A 66 year old man fell backwards from the first rung of a ladder sustaining a cervical transverse process fracture of C6 vertebral body and a new diagnosis of ankylosing spondylitis. He was taken for surgical fixation, however his oesophagus was discovered entrapped within the fracture at the time of surgery. Despite the severity of the injury, with surgical reduction, fixation and oesophageal exclusion this patient made a full recovery.
This case demonstrates the severity of injury after minor trauma in the context of ankylosing spondylitis, the capacity for full recovery in oesophageal perforations in spinal trauma, and that clinical suspicion of such injuries allows early diagnosis, treatment and reduced complications11).

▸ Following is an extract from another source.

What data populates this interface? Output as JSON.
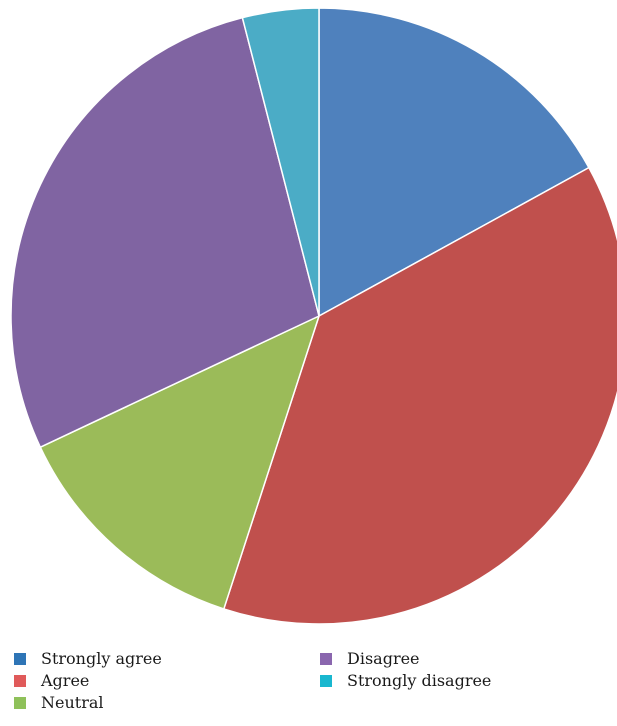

A 40-year-old building and construction male worker who slipped and fell on an iron rod that resulted in penetrating wound on the right side of the anterior neck a week prior to presenting at our facility. He pulled out the iron rod immediately. Computer tomography angiography (CTA) done revealed C2-C4 transverse process fractures on the right side and a fracture at the right lamina of C3 and right common carotid artery dissection with stenosis. He was successfully treated with stenting via endovascular approach.
Richard et al., adopted the view that patient should never pull out objects that result in Penetrating neck injuries (PNI) because of complex neurovascular architecture of the neck. The mortality rate of the patient will have doubled if the iron rode penetrated the common carotid artery. The gold standard treatment option for carotid artery dissection and stenosis is endovascular approaches 12).